Semula kita berharap banyak situasi seperti ini akan berubah dan berakhir setelah ditetapkannya Sistem Pemilihan Langsuing Lewat DPRD dalam Pilkada Provinsi dan Kabupaten/ Kota. Tetapi sungguh mengherankan ternyata para tokoh yang semula kami sangka Negarawan itu justeru mempertahankan Pilkada Langsung. Padahal nyata nyata didepan mata bahwa pilkada Langsung itu sangat rawan dengan politik uang, tetapi nampaknya mereka yang kita sangkakan sebagai negarawan itu benar benar telah ditutupkan matanya sehingga sama sekali tidak memiliki kesanggupan menangkap adanya politik yang meracuni rakyat itu.
Kita jangan hanya berpijak atas kenyataan bahwa Jokowi dan Ahok serta beberapa Bupati dan Walikota selama memimpin daerah berhasil memimpin secara bersih 'clean dan clear' tetapi bukankah jumlah mereka sangat sedikit. Dan kita juga tidak bijak bila menuduh bahwa hanya penguasa yang berasal dari Parpol tertentu saja yang melakukan korupsi, karena korupsi itu sangat dekat dengan kekuasaan. Karena kenyataannya beberapa Partai yang pernah berkuasa atau partai lain yang berkualisi dengan paratai penguasa juga melakukan korupsi, karena memang partai partai di Indonesia tidak memiliki sumber dana yang mencukupi, sepertinya harus melakukan konspirasi itu, belum lagi konspirasi untuk memperkaya diri.

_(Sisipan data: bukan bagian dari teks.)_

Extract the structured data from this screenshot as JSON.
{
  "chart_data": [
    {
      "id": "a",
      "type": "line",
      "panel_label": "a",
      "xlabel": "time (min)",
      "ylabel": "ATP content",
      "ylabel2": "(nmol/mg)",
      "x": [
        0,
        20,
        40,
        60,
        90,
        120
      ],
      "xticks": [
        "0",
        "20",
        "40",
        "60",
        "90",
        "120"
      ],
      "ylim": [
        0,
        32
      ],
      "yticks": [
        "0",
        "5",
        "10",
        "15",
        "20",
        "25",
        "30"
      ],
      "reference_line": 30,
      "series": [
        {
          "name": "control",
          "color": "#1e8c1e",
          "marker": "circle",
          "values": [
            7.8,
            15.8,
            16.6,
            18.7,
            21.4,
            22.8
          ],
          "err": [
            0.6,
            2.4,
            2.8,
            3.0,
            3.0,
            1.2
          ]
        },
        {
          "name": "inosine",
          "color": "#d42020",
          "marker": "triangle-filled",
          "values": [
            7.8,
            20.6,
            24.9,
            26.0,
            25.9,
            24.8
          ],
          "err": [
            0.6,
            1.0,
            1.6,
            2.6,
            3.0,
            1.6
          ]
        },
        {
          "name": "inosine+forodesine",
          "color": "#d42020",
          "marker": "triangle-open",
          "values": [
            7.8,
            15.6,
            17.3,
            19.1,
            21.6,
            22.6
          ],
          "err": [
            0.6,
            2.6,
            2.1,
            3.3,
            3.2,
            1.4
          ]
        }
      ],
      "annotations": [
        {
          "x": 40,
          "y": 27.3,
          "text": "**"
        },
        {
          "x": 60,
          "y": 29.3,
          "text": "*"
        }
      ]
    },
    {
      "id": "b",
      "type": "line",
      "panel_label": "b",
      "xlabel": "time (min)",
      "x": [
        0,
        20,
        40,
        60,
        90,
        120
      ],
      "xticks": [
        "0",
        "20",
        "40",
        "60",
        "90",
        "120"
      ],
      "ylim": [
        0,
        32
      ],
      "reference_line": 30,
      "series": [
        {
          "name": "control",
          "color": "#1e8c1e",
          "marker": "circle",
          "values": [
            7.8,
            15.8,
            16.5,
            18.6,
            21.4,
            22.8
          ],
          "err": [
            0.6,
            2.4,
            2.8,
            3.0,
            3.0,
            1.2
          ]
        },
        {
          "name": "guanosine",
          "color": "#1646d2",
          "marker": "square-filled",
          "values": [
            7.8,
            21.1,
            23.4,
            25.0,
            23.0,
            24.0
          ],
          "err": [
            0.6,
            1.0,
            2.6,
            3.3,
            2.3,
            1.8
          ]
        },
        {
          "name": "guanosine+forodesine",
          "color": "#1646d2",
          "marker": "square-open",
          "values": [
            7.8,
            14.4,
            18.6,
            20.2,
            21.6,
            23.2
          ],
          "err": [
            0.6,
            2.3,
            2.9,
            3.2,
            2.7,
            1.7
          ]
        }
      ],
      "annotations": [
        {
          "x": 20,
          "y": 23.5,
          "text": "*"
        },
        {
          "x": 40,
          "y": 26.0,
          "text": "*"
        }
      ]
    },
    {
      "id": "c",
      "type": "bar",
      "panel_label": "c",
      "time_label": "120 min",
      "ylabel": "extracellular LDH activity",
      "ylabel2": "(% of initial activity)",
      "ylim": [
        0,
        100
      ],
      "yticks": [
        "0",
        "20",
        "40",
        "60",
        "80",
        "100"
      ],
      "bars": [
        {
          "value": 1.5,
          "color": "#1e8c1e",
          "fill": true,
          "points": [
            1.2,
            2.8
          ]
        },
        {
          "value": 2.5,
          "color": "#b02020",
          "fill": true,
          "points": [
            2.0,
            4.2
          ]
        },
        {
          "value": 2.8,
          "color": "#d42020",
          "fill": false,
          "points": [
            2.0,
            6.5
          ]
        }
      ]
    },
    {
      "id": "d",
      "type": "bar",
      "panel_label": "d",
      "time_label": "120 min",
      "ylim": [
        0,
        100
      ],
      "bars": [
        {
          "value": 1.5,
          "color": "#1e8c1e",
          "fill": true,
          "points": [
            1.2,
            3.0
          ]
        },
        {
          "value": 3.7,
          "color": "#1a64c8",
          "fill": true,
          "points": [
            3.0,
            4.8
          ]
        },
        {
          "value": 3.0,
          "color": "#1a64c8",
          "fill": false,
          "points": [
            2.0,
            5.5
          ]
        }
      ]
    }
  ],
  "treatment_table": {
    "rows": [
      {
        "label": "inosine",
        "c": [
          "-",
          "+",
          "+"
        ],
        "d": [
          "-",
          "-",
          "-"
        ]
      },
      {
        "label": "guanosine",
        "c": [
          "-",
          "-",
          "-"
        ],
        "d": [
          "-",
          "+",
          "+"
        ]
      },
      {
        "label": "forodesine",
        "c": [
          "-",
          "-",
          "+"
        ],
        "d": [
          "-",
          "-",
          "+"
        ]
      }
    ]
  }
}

Kita benar benar prihatin manakala ada teman teman yang terpakjsa berurusan dengan yang berwajib, bila itu terjadi lantaran ketidakpahaman mereka dengan UU dan peraturan lainnya yang berlaku. Tetapi manakala itu dilakukan dilakukan karena pilihan dan penuh kesadaran, maka itu dalah tanggungjawab pribadi.Kita hanya bisa berdoa semoga Ia mendapat perlakuan yang seadilnya, mendapatkan hukuman yang serendah mungkin, serta diberikan ketabahan dan kekuatan baik pribadi maupun keluarganya, karena itu semua adalah resiko.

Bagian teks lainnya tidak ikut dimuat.